暗发酵已成为可持续制氢的一种有前途的策略。然而，厌氧微生物产生的低氢气产量仍然是一个挑战。尽管已经提出金属离子添加剂来提高氢气产量，但人们对它们的整体影响和潜在机制知之甚少。本研究旨在研究 Fe ²⁺、Ni ²⁺、Mg ²⁺和 Mo ⁶⁺对暗发酵产氢的影响，以及它们对批处理系统中微生物群落分析和基因表达的影响。实验在 37°C 的厌氧条件下进行，使用 100 mM 葡萄糖作为底物，初始 pH 值为 6.8。结果表明，Mo ⁶⁺在 0.015 mg-Mo ⁶⁺ /L 时，通过上调固氮酶基因表达（2.19 倍增量）显着提高氢产量（2.21 倍增量）。50 mg- Fe ²⁺ /L 的 Fe 2+ 是第二个最有效的金属离子，氢产量增加 1.81 倍，铁氧还蛋白（增加 1.83 倍）和丙酮酸甲酸裂解酶基因（增加 3.36 倍）^增加） 表达。Mg ²⁺为 70 mg-Mg ²⁺ /L 和 Ni ²⁺为 25 mg-Ni ²⁺/L 还分别使氢产量增加了 1.51 倍和 1.31 倍，并上调了甘油醛-3-磷酸脱氢酶（分别增加了 1.02 倍和 1.81 倍）和 ATP 合酶（分别增加了 1.46 倍和 1.10 倍） ，分别）两种金属添加剂、丙酮酸甲酸裂解酶（2.77 倍增量）和丙酮酸激酶（1.44 倍增量）Mg ²⁺基因表达的表达。
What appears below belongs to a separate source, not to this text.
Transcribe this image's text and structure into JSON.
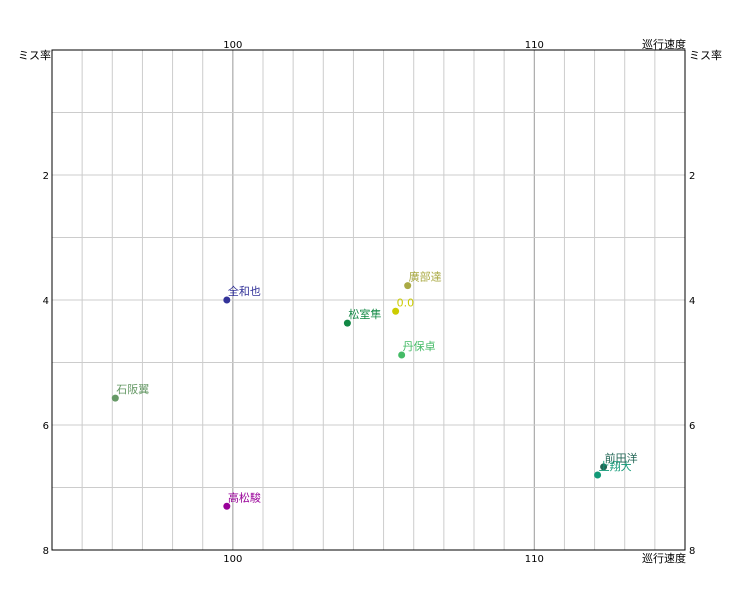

关于混合金属方法，观察到虽然混合金属的某些组合，例如 Mg ²⁺ +Mo ⁶⁺, 导致氢产率提高 1.37 倍，发现增量低于单个金属。因此，这项研究的结果表明，使用单一金属会更有效。经济潜力计算进一步表明，Mo ⁶⁺表现出最高的经济可行性，成本最低，为2.02x10 ^-5 $-metal/m ³ -H ₂，占平均总生产成本的0.002%。其次是 Mg ²⁺、Fe ²⁺和 Ni ²⁺. 总体而言，我们的研究结果为使用金属离子添加剂进行清洁制氢提供了机理见解，并为优化其在大规模制氢中的经济可行性奠定了基础。